Некоторые места повести, пожалуй, придутся по сердцу и дадут дешевое удовлетворение хлюпающим интеллигентским нытикам, таков, например, рассказ о мобилизации буржуазии для окопных работ, в целом же напечатанные отрывки являются знаменательным и верным художественным документом распада и исторического краха интеллигенции старого поколения.
В повести действие развертывается в Крыму по преимуществу в момент, когда Красная армия берет белогвардейские Фермопилы — Сиваш и Перекоп. Бегство и деморализация белых, первые дни и недели прихода Советской власти — являются общим фоном, на котором выявляется исторический тупик интеллигенции, зарисованной в целой группе лиц, в ряде эпизодов, диалогов, споров, признаний.

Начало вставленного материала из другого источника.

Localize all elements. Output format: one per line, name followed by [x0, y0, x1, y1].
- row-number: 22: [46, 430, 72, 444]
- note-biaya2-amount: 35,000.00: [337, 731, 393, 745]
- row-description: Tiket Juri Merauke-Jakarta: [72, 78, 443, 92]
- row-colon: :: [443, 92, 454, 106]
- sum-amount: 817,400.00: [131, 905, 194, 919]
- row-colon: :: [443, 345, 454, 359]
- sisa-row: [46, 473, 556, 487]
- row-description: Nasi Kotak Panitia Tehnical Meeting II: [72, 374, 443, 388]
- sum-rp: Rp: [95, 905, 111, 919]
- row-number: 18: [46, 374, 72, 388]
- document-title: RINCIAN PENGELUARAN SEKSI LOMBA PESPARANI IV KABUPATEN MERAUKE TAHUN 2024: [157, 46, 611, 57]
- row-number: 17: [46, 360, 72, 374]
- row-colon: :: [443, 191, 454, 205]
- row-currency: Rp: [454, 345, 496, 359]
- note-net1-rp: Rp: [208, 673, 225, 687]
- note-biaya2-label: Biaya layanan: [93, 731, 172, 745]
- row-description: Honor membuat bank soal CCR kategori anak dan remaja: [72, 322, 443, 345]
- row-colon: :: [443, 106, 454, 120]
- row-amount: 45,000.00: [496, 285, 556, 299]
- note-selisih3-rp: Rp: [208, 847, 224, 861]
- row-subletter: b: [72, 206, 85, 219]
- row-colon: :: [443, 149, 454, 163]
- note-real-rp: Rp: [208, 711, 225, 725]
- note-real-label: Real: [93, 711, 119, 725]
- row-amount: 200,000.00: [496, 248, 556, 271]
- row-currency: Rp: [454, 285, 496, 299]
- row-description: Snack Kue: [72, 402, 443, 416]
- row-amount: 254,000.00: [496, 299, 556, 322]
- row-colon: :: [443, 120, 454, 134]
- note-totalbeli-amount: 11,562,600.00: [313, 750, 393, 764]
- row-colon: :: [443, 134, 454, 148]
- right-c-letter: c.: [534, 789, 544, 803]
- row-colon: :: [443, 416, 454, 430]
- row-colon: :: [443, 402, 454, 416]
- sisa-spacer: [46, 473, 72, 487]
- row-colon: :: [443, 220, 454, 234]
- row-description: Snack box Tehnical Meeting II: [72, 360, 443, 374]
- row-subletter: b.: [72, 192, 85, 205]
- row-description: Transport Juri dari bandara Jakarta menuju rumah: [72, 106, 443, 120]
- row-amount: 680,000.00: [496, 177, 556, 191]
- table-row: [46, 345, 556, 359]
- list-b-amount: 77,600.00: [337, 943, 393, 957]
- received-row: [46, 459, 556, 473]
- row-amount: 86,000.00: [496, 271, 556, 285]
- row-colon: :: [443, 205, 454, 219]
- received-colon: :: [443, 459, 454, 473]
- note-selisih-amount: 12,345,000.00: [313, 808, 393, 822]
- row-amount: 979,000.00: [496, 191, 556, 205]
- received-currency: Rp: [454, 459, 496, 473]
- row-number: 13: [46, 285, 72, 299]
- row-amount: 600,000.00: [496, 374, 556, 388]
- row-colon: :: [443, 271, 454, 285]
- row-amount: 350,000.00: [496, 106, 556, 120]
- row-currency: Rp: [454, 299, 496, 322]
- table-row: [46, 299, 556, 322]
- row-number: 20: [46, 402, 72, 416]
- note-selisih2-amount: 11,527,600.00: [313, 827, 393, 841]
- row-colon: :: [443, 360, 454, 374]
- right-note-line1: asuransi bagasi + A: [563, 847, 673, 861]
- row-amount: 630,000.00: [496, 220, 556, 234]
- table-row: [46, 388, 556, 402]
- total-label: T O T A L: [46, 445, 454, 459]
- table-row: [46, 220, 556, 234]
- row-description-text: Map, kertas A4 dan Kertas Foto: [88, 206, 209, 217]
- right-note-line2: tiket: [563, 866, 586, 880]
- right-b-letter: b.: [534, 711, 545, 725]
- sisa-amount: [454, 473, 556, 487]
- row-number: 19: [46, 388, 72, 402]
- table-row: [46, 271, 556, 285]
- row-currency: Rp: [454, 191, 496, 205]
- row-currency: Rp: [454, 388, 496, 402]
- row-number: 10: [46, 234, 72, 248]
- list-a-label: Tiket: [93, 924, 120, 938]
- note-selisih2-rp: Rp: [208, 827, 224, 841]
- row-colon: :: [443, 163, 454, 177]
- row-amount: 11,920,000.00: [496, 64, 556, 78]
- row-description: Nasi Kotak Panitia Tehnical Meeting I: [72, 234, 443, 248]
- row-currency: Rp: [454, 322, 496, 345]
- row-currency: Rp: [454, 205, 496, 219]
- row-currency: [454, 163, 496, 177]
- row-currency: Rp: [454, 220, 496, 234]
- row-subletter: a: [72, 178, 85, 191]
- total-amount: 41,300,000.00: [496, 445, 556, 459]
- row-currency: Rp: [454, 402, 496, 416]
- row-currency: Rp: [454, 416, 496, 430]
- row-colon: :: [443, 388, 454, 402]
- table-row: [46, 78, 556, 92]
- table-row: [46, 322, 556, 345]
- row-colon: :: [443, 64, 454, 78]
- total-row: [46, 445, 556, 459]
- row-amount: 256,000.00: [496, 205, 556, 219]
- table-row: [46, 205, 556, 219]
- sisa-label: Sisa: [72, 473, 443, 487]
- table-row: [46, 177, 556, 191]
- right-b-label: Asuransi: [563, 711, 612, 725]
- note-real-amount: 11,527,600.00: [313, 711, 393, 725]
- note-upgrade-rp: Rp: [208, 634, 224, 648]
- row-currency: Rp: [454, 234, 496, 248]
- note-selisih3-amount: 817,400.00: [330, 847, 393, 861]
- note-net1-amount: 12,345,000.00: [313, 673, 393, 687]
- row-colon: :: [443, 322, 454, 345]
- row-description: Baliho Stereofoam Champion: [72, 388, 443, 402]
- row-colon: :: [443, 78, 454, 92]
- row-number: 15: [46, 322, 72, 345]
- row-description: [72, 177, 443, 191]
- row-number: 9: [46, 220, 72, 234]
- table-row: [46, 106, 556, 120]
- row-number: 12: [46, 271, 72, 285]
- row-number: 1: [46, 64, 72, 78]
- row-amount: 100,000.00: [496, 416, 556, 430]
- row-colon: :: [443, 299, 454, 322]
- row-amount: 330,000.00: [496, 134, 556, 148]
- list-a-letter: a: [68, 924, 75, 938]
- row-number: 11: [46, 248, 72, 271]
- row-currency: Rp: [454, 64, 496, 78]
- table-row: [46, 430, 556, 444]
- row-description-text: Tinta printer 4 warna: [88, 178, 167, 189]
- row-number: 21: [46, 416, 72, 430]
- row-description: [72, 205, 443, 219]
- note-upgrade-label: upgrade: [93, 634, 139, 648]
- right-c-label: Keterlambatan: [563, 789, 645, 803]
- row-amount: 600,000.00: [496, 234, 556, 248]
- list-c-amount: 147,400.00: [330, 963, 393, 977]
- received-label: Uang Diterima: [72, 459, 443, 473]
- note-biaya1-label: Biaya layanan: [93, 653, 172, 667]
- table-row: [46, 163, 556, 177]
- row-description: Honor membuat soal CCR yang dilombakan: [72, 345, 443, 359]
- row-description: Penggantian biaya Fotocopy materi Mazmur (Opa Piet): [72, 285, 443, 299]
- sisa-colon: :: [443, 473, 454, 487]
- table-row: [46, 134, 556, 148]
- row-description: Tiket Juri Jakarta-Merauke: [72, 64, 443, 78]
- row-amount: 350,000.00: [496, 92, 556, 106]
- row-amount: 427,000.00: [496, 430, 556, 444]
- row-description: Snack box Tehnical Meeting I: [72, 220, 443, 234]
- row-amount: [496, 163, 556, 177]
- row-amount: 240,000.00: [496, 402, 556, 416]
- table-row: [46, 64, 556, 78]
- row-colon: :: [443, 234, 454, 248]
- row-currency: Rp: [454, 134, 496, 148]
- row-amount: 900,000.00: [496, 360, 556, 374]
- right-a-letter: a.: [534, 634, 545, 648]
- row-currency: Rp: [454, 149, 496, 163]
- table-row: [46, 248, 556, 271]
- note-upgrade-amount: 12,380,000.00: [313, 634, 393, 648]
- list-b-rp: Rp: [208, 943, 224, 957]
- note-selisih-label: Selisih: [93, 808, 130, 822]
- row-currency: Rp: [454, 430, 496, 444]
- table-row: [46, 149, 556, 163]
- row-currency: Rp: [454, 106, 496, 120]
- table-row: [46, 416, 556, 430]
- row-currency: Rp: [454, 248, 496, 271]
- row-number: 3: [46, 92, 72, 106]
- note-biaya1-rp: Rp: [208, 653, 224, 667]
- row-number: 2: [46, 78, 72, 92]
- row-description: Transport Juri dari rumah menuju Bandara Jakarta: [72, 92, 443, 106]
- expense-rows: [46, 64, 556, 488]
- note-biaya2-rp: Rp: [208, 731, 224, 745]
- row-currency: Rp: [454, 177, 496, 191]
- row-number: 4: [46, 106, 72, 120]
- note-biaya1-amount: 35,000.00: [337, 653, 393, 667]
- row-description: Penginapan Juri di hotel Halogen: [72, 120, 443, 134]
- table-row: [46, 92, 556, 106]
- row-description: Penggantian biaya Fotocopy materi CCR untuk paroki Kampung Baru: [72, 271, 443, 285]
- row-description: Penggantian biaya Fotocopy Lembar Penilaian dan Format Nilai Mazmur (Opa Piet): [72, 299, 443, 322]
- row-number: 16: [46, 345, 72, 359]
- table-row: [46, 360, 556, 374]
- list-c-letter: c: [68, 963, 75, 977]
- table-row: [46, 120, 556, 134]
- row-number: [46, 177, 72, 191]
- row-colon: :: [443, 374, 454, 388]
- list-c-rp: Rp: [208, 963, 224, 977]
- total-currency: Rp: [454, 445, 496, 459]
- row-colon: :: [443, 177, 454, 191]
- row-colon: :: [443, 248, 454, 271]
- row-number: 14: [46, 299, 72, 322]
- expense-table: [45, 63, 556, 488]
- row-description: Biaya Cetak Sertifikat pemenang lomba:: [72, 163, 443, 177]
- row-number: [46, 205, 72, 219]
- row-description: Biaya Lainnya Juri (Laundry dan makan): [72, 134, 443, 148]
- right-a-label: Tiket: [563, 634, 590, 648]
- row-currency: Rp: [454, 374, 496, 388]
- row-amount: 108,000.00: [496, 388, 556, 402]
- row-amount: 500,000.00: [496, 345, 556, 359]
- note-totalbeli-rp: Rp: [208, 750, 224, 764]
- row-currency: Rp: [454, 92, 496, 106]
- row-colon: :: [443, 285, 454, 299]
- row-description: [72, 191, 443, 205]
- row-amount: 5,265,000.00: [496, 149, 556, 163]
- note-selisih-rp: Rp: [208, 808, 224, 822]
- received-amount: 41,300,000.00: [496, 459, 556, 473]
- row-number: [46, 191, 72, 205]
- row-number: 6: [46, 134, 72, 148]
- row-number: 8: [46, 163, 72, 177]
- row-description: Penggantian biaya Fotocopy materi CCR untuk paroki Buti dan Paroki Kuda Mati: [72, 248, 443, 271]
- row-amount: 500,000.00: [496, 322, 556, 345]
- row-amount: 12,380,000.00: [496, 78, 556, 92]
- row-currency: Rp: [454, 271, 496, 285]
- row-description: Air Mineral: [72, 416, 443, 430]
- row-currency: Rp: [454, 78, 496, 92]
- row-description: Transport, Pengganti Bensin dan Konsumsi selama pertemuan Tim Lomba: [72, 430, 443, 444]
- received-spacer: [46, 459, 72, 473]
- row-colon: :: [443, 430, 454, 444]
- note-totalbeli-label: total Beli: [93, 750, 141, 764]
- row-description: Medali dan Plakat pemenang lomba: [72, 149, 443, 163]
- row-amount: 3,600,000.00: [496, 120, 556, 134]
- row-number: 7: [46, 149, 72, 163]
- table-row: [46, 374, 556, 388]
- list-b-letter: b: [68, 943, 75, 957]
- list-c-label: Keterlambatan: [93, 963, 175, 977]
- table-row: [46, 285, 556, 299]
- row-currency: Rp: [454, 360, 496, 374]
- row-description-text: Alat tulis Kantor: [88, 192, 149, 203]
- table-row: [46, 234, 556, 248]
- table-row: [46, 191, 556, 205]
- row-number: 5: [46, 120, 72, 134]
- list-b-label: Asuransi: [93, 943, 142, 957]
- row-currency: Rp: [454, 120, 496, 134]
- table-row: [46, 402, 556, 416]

Автор далек от большевизма, он сам — кость от кости старой дореволюционный интеллигенции, связан с ней органически и крепко, всем духовным обликом своим и средой. Читатель все время чувствует, как художник больше всего боится выйти из рамок так называемой объективности, поставить печать, заштамповать, и все-таки сочувствие писателя к людям в туши’ просвечивает довольно явственно.
А они — в тупике. Об этом рассказывает автор и сами они.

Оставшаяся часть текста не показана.